- March 23, 2011
In “Pursuing theology & science” (Feb. 28), Don Schmeltekopf greatly over-simplifies the problem with evolution. He suggests the theory’s opponents base their opposition on a literal interpretation of the Bible. Some still do, perhaps, but serious opposition is based on science itself.
Numerous books authored by scientists, lawyers and other respected investigators spell out the real reasons the theory fails. Some of these reasons are:
• It doesn’t account for the fossil record that clearly shows the theory’s prediction of new species being evolved through many eons of transitional forms is not in accord with the actual fossil record.
• It is at a loss to explain how the many physiological complexities of life could have been formed in evolution’s step-wise procedure operating over many millions of years with no purposeful planning guiding its development.
• It offers no credible explanation for how life began in the first place, or for that matter, why the universe itself is even here, inasmuch as true evolutionists start with the assumption that no outside influence—read God—was involved.

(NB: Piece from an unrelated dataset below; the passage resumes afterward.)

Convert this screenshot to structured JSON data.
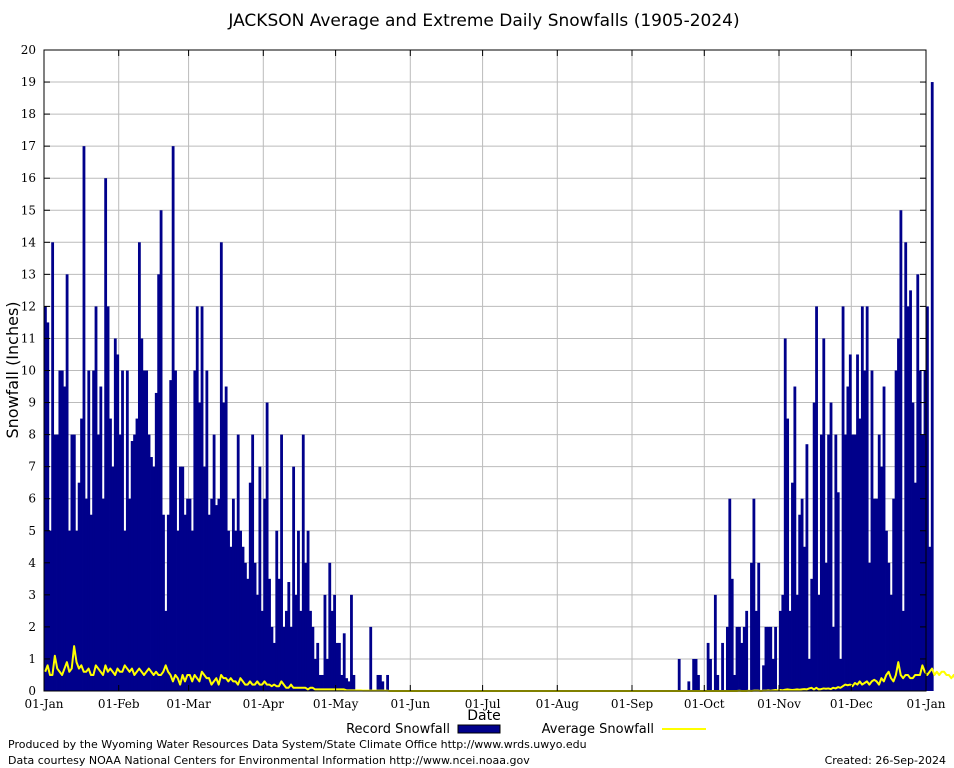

In closing, Schmeltekopf says, “Conflict between biblical theology and scientific knowledge simply is not warranted.” This glosses over the basic tenet in the theory of evolution—life on Earth began and evolved without any input from a supernatural source. It specifically excludes any help from God. In other words, it denies God. Does the good doctor see no conflict here?
The article on reciprocity in missions (March 14) sets a very positive tone about missionaries working in close cooperation with communities and churches overseas.
But if we stop and think about it, this can only happen in situations where we build relationships and understand each other. Participants in brief mission trips, unable to converse directly with the broader community, will not be able to engage in this level of reciprocity.
We can still use people on short-term trips, but we desperately need the long-term missionaries who live in communities, learn languages, develop relationships and then build reciprocal programs.
Being almost 80, I am one of the “active elderly” Tom Ehrich refers to (Feb. 14), saying we are cursed with remembering and wants to get us out of the control of the church.
Most churches would be in bad shape if it were not for the active elderly. God is in control, and the church is not brick and mortar. The church is all the members, sinners saved by grace, and we meet in the sanctuary of the church buildings.
He says there won’t be any church buildings, since everybody will be in small groups and no Sunday school or Sunday worship. I wonder what church he belongs to.
We don’t need to be concerned about marketing, etc. Jesus Christ is the same yesterday, today and tomorrow. We should not forsake the assembling together. We are to be in the world but not of the world, and I fear some radical contemporary music is of the world.
We should all be more concerned about the message of salvation than the mechanics and delivery of that message. Our church’s mission is “to lead all people into a life-changing, ever-growing relationship with Jesus Christ.”
Well, as a church consultant, I hope Ehrich agrees with that mission.